Het woord dat je hier nodig hebt, is _gewend._ (Vergelijk het Duitse _gewohnt_, dat op dezelfde manier gebruikt wordt.)

"Ik ben een Hongaars toetsenbord gewend."


----------



## mirind4

@Hans M. 
Bedankt!


----------



## ThomasK

Ik zou zeggen: "Ik *ben* XXX een ... *gewoon*".

En ook : "ik *ben* *aan* een ... *gewend geraakt*"/ Ik aarzel bij: "*Ik ben* een ... *gewoon geraakt*"..., maar toch: "We zijn de corruptie *gewoon geraakt*’ - De Standaard)

BTW: "een zin in het Nederlands stellen" is ongewoon. "Vertalen", misschien "zetten", lijkt mij veel beter.


----------



## Hans Molenslag

ThomasK said:


> Ik zou zeggen: "Ik *ben* XXX een ... *gewoon*".

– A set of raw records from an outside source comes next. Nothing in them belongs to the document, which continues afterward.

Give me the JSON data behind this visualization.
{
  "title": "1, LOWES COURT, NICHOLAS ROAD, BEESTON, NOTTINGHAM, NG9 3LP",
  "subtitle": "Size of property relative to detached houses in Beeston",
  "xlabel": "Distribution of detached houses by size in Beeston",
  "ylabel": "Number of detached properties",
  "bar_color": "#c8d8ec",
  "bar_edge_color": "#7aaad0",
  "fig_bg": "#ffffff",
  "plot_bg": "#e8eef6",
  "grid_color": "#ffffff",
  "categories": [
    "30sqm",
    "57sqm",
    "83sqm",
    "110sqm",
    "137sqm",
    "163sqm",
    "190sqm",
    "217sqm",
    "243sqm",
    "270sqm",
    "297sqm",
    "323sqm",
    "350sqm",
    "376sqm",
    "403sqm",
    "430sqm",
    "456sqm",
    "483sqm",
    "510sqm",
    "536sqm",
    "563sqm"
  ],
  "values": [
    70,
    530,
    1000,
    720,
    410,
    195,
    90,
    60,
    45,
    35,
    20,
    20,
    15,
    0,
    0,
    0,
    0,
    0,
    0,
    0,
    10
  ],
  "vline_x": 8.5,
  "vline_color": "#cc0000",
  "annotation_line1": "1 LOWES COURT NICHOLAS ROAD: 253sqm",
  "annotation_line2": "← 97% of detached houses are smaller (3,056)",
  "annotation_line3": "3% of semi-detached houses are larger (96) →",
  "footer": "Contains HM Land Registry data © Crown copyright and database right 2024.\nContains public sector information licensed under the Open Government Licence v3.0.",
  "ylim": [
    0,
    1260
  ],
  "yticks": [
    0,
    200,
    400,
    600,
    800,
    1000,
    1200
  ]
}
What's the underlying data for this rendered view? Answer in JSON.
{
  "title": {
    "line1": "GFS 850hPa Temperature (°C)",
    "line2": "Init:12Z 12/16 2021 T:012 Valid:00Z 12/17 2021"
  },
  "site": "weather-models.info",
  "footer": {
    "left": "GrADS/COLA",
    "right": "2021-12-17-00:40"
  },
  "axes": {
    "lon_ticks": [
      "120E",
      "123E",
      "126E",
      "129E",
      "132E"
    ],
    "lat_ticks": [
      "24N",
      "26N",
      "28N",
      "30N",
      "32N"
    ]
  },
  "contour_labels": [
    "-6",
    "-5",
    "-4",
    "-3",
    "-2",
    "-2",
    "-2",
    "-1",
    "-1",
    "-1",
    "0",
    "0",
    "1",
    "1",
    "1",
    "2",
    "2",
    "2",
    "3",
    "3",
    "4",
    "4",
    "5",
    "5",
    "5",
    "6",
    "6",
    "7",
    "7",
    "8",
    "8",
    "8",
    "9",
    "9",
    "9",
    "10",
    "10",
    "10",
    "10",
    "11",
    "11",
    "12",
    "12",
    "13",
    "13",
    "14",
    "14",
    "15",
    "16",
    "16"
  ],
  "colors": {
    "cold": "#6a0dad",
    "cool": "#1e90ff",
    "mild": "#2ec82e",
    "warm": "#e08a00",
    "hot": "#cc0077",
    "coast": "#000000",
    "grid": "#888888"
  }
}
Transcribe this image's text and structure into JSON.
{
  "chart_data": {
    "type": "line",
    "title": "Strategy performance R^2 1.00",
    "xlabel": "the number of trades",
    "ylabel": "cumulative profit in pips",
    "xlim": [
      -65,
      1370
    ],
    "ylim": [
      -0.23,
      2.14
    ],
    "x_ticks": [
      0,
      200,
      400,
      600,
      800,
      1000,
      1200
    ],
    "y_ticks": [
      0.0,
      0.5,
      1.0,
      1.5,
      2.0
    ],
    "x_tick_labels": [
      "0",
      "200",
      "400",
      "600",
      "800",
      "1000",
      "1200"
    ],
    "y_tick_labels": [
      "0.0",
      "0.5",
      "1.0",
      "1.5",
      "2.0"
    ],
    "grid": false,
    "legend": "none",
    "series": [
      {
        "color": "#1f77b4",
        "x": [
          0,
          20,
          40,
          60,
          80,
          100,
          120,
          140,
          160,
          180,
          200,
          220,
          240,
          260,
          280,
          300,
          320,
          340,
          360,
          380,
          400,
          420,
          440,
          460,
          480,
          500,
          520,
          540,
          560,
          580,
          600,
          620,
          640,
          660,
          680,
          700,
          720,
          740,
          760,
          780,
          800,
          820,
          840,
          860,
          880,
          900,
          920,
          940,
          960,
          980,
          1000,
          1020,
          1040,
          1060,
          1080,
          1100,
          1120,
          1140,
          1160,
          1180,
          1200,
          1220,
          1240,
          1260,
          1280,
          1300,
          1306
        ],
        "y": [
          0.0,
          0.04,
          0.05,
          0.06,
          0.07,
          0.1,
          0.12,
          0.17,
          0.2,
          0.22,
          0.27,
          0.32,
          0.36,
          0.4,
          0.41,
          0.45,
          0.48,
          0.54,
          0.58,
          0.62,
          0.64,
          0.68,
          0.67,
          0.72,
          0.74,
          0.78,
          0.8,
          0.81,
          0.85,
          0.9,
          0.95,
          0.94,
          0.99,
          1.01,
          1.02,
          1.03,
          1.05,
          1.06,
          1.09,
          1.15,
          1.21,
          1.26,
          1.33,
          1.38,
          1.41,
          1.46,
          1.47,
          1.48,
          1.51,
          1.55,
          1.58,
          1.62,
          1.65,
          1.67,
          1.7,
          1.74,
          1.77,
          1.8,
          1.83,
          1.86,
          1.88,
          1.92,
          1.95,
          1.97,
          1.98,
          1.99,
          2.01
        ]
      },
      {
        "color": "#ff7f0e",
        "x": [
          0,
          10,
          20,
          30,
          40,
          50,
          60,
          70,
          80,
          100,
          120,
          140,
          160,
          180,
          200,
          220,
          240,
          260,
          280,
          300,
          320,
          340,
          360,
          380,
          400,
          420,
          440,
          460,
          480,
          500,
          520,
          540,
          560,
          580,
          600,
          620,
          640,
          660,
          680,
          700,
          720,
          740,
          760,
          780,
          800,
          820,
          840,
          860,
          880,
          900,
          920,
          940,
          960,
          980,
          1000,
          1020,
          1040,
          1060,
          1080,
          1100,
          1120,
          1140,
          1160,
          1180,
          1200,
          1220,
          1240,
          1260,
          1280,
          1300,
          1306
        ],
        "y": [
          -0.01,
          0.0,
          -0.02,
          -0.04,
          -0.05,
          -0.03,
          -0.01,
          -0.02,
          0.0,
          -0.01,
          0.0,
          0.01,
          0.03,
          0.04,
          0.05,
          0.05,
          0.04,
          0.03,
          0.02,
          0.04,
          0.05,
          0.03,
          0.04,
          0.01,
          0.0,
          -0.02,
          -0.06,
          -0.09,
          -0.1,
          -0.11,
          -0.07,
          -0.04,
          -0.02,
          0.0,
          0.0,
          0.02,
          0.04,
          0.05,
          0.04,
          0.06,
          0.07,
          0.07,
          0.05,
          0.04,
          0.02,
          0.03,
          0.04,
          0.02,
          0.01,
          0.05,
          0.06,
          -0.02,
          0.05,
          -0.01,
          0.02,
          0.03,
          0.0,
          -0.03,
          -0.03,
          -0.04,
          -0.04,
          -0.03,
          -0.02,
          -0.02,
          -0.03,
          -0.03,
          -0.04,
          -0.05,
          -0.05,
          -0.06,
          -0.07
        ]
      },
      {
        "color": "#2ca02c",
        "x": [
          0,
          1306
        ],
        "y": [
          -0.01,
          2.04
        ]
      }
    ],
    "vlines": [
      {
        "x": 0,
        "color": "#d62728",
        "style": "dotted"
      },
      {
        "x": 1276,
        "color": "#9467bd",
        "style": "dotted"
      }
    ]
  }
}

Wat bedoel je met XXX en met de drie puntjes? Ik zie overigens geen reden om _gewend_ door _gewoon_ te vervangen. _Een toetsenbord gewend zijn_ is zonder meer correct.



ThomasK said:


> En ook : "ik *ben* *aan* een ... *gewend geraakt*"/ Ik aarzel bij: "*Ik ben* een ... *gewoon geraakt*"..., maar toch: "We zijn de corruptie *gewoon geraakt*’ - De Standaard)


Het is niet erg duidelijk wat je hier precies wilt zeggen en wat het verband met de oorspronkelijke vraag is. _Een toetsenbord gewend raken_ kan grammaticaal gesproken ook, maar klinkt als een lang en moeizaam proces. Van een Hongaar die ongetwijfeld van jongs af aan met een Hongaars toetsenbord heeft gewerkt, zeg je dat die een Hongaars toetsenbord gewend _is_, niet dat hij een Hongaars toetsenbord gewend _is geraakt_.


----------



## ThomasK

Ik bedoelde : "Ik ben iets gewoon." Ik heb nooit geïnsinueerd dat het fout was. ;-(

Als ik "I got used to" letterlijk vertaal, dan krijg ik iets dat je eventueel lang kan vinden qua formulering bv., maar hij impliceert dat ook met "got". Hij zal in een eerste fase inderdaad nooit een ander toetsenbord hebben gebruikt, maar hij zegt "I got used to... ", terwijl hij inderdaad eigenlijk had kunnen zeggen: "I am used to...". Ik vind het nogal belangrijk dat Mirind "raken" in die betekenis leert kennen...


----------



## mirind4

@ThomasK @Hans M. Hartelijk bedankt voor de aanvullende informatie!


----------